Patients with gastric cancer often have pain. Cancer pain can be caused by tumor invasion and metastasis, organ involvement, treatment‐related pain such as stent placement, etc. It is important to differentiate surgical emergencies such as perforation or obstruction. Anti‐tumor therapy, such as chemotherapy and radiotherapy, can shrink the tumor and reduce the pain caused by the compression on the nerves or other organs. Cancer pain can be evaluated and managed based on the WHO three‐step analgesic ladder [276]. The common analgesics are opioids, paracetamol, and nonsteroidal anti‐inflammatory drugs. The most common route of administration is oral, and other routes (i.e., intravenous, subcutaneous, rectal, transdermal, and transmucosal) can be considered in patients with gastrointestinal obstruction.

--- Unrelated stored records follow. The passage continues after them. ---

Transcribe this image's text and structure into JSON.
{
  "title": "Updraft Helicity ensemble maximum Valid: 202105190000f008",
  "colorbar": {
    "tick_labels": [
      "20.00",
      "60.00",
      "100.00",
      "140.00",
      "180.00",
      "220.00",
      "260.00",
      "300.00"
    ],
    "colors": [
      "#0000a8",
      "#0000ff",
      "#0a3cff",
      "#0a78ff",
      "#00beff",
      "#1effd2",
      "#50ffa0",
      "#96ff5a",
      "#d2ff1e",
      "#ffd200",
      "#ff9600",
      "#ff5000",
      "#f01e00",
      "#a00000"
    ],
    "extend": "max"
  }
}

Gastric cancer patients are prone to treatment‐related myelosuppression. The related treatments include chemotherapy, targeted therapy, radiotherapy, immunotherapy, and so on. The Common Terminology Criteria for Adverse Events (CTCAE) are commonly used for grading and managing adverse events. For treatment‐related anemia, iron, vitamin B12, and folic acid should be supplemented, especially in patients after gastrectomy, after hemorrhagic or nutritional anemia was ruled out. For treatment‐related anemia, recombinant erythropoietin (EPO) can be given. A red cell suspension can be given if necessary. For treatment‐related granulocytopenia, recombinant human granulocyte colony‐stimulating factor (rhG‐CSF) or long‐acting rhG‐CSF (polyglycosylated rhG‐CSF) can be considered for prophylactic or therapeutic use accordingly. For treatment ‐related thrombocytopenia, the bleeding degree or risk should be first assessed. Based on the assessment and patient's conditions, measures such as giving thrombopoietin (TPO), interleukin (IL)‐11, and platelet infusion can be implemented.